Turning the Tide: Repository-based Code Reflection
This work addresses a gap in code reflection benchmarks for repository contexts, which is incremental but important for developers and researchers focusing on real-world code maintenance.
The paper tackles the problem of evaluating and improving code large language models (LLMs) for modifying code in multi-file repositories, introducing LiveRepoReflection, a benchmark with 1,888 test cases across 6 languages, and RepoReflectionCoder, a model trained on a new instruction-tuning dataset, with a leaderboard evaluating over 40 LLMs.
Code large language models (LLMs) enhance programming by understanding and generating code across languages, offering intelligent feedback, bug detection, and code updates through reflection, improving development efficiency and accessibility. While benchmarks (e.g. HumanEval/LiveCodeBench) evaluate code generation and real-world relevance, previous works ignore the scenario of modifying code in repositories.
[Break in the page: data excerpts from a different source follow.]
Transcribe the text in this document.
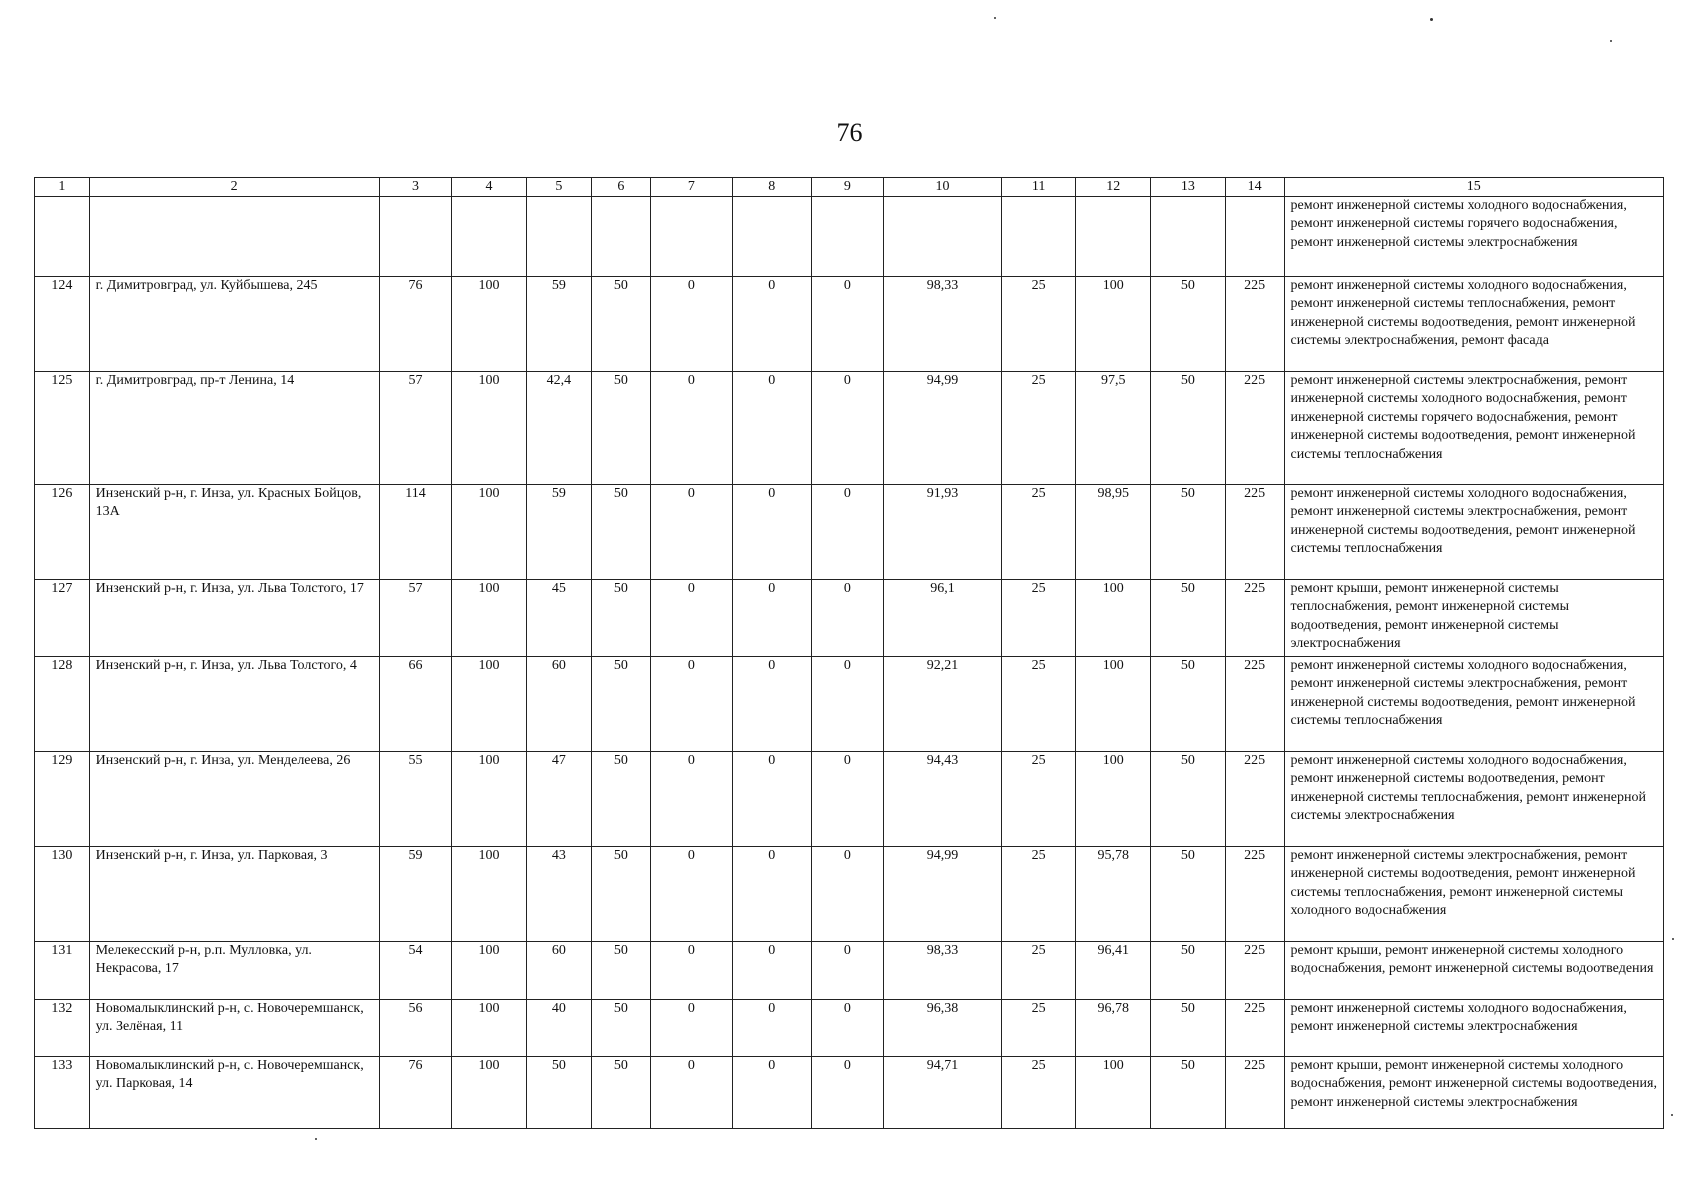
76
1	2	3	4	5	6	7	8	9	10	11	12	13	14	15
														ремонт инженерной системы холодного водоснабжения, ремонт инженерной системы горячего водоснабжения, ремонт инженерной системы электроснабжения
124	г. Димитровград, ул. Куйбышева, 245	76	100	59	50	0	0	0	98,33	25	100	50	225	ремонт инженерной системы холодного водоснабжения, ремонт инженерной системы теплоснабжения, ремонт инженерной системы водоотведения, ремонт инженерной системы электроснабжения, ремонт фасада
125	г. Димитровград, пр-т Ленина, 14	57	100	42,4	50	0	0	0	94,99	25	97,5	50	225	ремонт инженерной системы электроснабжения, ремонт инженерной системы холодного водоснабжения, ремонт инженерной системы горячего водоснабжения, ремонт инженерной системы водоотведения, ремонт инженерной системы теплоснабжения
126	Инзенский р-н, г. Инза, ул. Красных Бойцов, 13А	114	100	59	50	0	0	0	91,93	25	98,95	50	225	ремонт инженерной системы холодного водоснабжения, ремонт инженерной системы электроснабжения, ремонт инженерной системы водоотведения, ремонт инженерной системы теплоснабжения
127	Инзенский р-н, г. Инза, ул. Льва Толстого, 17	57	100	45	50	0	0	0	96,1	25	100	50	225	ремонт крыши, ремонт инженерной системы теплоснабжения, ремонт инженерной системы водоотведения, ремонт инженерной системы электроснабжения
128	Инзенский р-н, г. Инза, ул. Льва Толстого, 4	66	100	60	50	0	0	0	92,21	25	100	50	225	ремонт инженерной системы холодного водоснабжения, ремонт инженерной системы электроснабжения, ремонт инженерной системы водоотведения, ремонт инженерной системы теплоснабжения
129	Инзенский р-н, г. Инза, ул. Менделеева, 26	55	100	47	50	0	0	0	94,43	25	100	50	225	ремонт инженерной системы холодного водоснабжения, ремонт инженерной системы водоотведения, ремонт инженерной системы теплоснабжения, ремонт инженерной системы электроснабжения
130	Инзенский р-н, г. Инза, ул. Парковая, 3	59	100	43	50	0	0	0	94,99	25	95,78	50	225	ремонт инженерной системы электроснабжения, ремонт инженерной системы водоотведения, ремонт инженерной системы теплоснабжения, ремонт инженерной системы холодного водоснабжения
131	Мелекесский р-н, р.п. Мулловка, ул. Некрасова, 17	54	100	60	50	0	0	0	98,33	25	96,41	50	225	ремонт крыши, ремонт инженерной системы холодного водоснабжения, ремонт инженерной системы водоотведения
132	Новомалыклинский р-н, с. Новочеремшанск, ул. Зелёная, 11	56	100	40	50	0	0	0	96,38	25	96,78	50	225	ремонт инженерной системы холодного водоснабжения, ремонт инженерной системы электроснабжения
133	Новомалыклинский р-н, с. Новочеремшанск, ул. Парковая, 14	76	100	50	50	0	0	0	94,71	25	100	50	225	ремонт крыши, ремонт инженерной системы холодного водоснабжения, ремонт инженерной системы водоотведения, ремонт инженерной системы электроснабжения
Considering challenges remaining in improving reflection capabilities and avoiding data contamination in dynamic benchmarks, we introduce LiveRepoReflection, a challenging benchmark for evaluating code understanding and generation in multi-file repository contexts, featuring 1,888 rigorously filtered test cases across $6$ programming languages to ensure diversity, correctness, and high difficulty. Further, we create RepoReflection-Instruct, a large-scale, quality-filtered instruction-tuning dataset derived from diverse sources, used to train RepoReflectionCoder through a two-turn dialogue process involving code generation and error-driven repair. The leaderboard evaluates over 40 LLMs to reflect the model performance of repository-based code reflection.